Dalla "Grande bellezza" al "Bello dell’italiano": due libri dai destini incrociati
APPROFONDIMENTI DISCIPLINARI - SCUOLA SECONDARIA DI SECONDO GRADO
Il triennio 2011-2014 mi ha visto impegnato nella realizzazione di due libri: un manuale dedicato all’analisi e alla descrizione della lingua e dello stile delle opere dei nostri grandi trecentisti (Dante, Petrarca e Boccaccio) e una grammatica italiana destinata al biennio della scuola secondaria di secondo grado. Il primo libro è nato come impresa solitaria, mentre il secondo è il frutto di un lavoro a sei mani: quelle di Luca Serianni, quelle di Valeria Della Valle e le mie..
I due testi, diversissimi per contenuto, destinazione e finalità, sono curiosamente vicini nel titolo, che è La grande bellezza dell’italiano. Dante, Petrarca, Boccaccio (Patota 2015) nel caso del manuale universitario e Il bello dell’italiano (Serianni, Della Valle, Patota 2015) nel caso del libro di grammatica.
Chi legge stenterà a credere che i due titoli abbiano avuto una genesi distinta e separata, eppure è proprio così: mentre il primo titolo è una mia idea, il secondo è nato da una proposta degli editor della Pearson, che nulla sapevano del primo; una proposta che Della Valle, Serianni e io abbiamo apprezzato ed accolto con piacere.
La combinazione è curiosa, soprattutto se si tiene conto del fatto che l’associazione fra la categoria estetica della bellezza (o, se si preferisce, del bello) e una qualsivoglia lingua è teoricamente inaccettabile: le lingue, in sé, non sono né belle né brutte, quali che siano i criteri assunti per descriverle; sono, e basta. Sul piano storico, però, il collegamento fra la lingua italiana e la bellezza è alla base di una vulgata che ricorre da molto tempo fra le persone colte di tutto il mondo e che, almeno a partire dal XVIII secolo, è diventata «una certezza di massa da “Guide bleu”» (De Mauro 2008: 277). Ne hanno dato e continuano a darne ampia testimonianza gli stranieri, intellettuali e non, che dal Rinascimento in poi hanno di volta in volta qualificato l’italiano come armonioso, delicato, dolce, elegante, fluido, gentile, gradevole, grazioso, liscio, melodico, piacevole, seducente; per non dire del protagonista delle Confessioni del cavaliere d’industria Felix Krull di Thomas Mann, il quale, interrogato da un direttore d’albergo in merito alla sua conoscenza dell’italiano, risponde all’interlocutore in questo modo: «Ma Signore, che cosa mi domanda? Son veramente innamorato di questa bellissima lingua, la più bella del mondo. Ho bisogno soltanto d’aprire la mia bocca e involontariamente diventa il fonte di tutta l’armonia di quest’idioma celeste. Sì, caro signore, per me non c’è dubbio che gli angeli del cielo parlano italiano» (Stammerjohann 2013: 269-270).

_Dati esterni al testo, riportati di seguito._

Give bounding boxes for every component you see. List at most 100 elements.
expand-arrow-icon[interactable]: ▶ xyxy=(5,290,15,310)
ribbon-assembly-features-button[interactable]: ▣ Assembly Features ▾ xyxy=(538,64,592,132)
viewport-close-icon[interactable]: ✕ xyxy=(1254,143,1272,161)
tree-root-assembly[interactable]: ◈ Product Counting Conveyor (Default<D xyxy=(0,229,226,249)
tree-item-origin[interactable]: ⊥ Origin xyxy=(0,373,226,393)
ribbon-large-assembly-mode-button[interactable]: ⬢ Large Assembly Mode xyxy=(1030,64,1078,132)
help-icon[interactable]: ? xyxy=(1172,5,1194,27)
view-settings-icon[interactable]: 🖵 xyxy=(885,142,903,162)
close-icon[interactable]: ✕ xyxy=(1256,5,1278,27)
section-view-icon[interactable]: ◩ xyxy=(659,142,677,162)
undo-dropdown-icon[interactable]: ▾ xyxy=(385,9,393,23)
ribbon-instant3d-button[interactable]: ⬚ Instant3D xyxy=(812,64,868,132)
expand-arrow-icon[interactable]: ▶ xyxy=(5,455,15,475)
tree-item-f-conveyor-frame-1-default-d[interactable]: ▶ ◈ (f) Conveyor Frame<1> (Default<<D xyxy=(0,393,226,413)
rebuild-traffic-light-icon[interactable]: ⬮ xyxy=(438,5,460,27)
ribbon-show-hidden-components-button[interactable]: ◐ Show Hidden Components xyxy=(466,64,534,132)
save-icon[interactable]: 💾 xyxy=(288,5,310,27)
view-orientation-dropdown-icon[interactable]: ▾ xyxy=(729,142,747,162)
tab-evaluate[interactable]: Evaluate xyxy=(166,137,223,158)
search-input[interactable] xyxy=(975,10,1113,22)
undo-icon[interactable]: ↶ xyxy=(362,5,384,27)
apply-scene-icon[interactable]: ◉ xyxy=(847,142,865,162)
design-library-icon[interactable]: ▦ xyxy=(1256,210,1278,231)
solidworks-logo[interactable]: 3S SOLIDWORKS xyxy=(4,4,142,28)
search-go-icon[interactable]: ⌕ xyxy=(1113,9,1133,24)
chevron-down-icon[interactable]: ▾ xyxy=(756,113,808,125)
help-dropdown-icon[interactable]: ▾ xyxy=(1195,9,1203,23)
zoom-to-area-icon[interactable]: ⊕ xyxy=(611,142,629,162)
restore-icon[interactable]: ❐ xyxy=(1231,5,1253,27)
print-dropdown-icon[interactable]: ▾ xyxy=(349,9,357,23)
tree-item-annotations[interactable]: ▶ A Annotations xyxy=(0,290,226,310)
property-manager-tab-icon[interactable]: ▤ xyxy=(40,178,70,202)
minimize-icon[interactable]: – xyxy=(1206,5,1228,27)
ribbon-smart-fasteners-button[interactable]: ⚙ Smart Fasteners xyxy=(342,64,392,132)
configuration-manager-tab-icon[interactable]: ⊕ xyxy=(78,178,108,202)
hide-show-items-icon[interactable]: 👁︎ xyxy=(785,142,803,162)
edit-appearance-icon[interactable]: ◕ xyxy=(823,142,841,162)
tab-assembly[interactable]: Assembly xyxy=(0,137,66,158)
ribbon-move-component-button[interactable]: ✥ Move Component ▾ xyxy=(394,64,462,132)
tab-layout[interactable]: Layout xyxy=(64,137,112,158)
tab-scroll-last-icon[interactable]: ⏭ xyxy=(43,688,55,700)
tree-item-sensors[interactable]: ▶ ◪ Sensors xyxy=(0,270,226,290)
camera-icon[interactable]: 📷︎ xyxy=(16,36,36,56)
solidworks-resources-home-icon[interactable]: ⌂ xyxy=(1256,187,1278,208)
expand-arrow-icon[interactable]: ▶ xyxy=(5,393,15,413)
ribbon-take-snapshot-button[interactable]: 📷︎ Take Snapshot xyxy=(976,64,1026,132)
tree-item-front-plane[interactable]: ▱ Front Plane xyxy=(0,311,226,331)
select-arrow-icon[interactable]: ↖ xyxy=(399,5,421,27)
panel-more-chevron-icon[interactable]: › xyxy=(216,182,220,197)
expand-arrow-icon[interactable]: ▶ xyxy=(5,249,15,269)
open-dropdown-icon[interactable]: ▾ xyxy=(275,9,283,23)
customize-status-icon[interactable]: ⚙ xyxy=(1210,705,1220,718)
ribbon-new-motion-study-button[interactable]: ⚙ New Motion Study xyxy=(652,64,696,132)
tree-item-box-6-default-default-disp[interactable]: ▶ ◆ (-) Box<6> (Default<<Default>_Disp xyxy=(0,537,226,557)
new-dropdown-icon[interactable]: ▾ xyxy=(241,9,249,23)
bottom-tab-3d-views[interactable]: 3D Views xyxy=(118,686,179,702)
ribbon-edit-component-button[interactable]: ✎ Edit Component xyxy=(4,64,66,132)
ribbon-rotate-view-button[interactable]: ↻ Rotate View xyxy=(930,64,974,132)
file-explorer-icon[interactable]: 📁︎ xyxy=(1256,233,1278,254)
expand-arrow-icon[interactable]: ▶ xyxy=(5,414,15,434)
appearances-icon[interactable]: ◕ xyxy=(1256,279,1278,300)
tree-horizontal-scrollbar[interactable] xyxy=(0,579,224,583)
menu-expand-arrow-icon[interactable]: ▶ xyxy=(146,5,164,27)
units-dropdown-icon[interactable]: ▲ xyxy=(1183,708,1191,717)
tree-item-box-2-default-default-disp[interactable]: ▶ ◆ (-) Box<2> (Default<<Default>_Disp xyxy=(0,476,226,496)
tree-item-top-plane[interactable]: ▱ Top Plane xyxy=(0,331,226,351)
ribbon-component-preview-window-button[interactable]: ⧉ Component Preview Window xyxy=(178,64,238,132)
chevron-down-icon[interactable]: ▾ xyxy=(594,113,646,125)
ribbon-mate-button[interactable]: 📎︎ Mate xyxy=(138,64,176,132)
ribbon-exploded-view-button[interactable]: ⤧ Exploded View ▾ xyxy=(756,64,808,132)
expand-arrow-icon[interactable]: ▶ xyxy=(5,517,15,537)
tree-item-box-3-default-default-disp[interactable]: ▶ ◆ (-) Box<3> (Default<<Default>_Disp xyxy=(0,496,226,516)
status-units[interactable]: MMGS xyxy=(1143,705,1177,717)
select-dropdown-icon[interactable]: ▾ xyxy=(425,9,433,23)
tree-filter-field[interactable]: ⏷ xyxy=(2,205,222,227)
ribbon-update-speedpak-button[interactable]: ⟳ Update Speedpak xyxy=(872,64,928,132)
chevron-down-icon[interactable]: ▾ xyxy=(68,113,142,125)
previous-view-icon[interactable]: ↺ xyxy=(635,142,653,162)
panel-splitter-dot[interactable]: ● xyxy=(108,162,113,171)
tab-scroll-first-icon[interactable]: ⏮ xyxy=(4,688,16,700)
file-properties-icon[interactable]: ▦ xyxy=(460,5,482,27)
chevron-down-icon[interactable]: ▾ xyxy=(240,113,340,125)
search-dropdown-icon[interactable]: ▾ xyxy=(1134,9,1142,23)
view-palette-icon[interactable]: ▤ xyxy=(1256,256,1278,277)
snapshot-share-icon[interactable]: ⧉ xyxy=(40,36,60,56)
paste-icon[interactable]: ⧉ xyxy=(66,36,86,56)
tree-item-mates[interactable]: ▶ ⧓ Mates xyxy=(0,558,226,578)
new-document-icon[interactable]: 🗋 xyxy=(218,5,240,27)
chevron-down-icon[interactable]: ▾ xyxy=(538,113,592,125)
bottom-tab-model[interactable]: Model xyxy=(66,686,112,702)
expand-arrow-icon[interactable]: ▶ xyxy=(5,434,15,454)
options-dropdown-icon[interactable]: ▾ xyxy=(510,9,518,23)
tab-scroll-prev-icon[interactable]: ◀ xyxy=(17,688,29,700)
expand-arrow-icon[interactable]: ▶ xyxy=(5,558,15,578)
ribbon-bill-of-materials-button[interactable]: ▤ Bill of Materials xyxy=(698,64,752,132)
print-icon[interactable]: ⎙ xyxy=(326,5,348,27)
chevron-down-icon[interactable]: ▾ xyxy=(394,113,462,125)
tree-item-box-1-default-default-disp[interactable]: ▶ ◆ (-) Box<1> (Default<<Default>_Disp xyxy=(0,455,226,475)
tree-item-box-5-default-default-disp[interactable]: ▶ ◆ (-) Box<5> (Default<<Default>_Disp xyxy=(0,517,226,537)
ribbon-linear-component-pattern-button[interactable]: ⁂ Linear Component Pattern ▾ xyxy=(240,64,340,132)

«Gli angeli nel cielo parlano italiano», afferma il personaggio di Mann. In effetti, nell’Inferno della Divina Commedia (il primo capolavoro della nostra tradizione linguistica), la parola bellezza non s’incontra mai. I diavoli accolgono in sé tutto il suo contrario. Quello che arriva nella bolgia dei barattieri portando con sé un nuovo dannato è nero e feroce; sulla sua spalla, magra e sporgente, spiccano ali da pipistrello (Inf. XXI 29-36 e XXXIV 49). I suoi compari hanno nomi sgradevoli, da Malebranche (Inf. XXI 37) a Graffiacane (Inf. XXI 122), passando per Scarmiglione e Draghignazzo (Inf. XXI 105 e 121), e comunicano in una lingua che degrada fino al rumore osceno («ed elli avea del cul fatto trombetta», Inf. XXI 139). Lucifero, nel fondo dell’inferno, è qualificato esplicitamente come brutto (Inf. XXXIII 34).
La bellezza comincia a farsi vedere soltanto nel Purgatorio (in cui la parola che la indica ricorre quattro volte), per poi manifestarsi apertamente nel Paradiso (ben sette volte).
Prima che nella Commedia, Dante aveva usato la parola bellezza nella giovanile Vita nova: in sei occasioni, e sempre per riferirsi all’amata Beatrice. Il regno della bellezza, però, non è né nella Vita nova né nella Commedia. È, invece, nel Convivio, in cui il termine ricorre per ben trenta volte (Onder 1970). E in otto dei trenta casi in cui compare, la parola non è associata a un individuo, all’aspetto fisico o spirituale di una donna, né a Dio o alla sua opera, ma a una lingua: segnatamente, a quello che Dante chiama il volgare del sì e che noi, col senno e la terminologia di poi, chiamiamo l’italiano.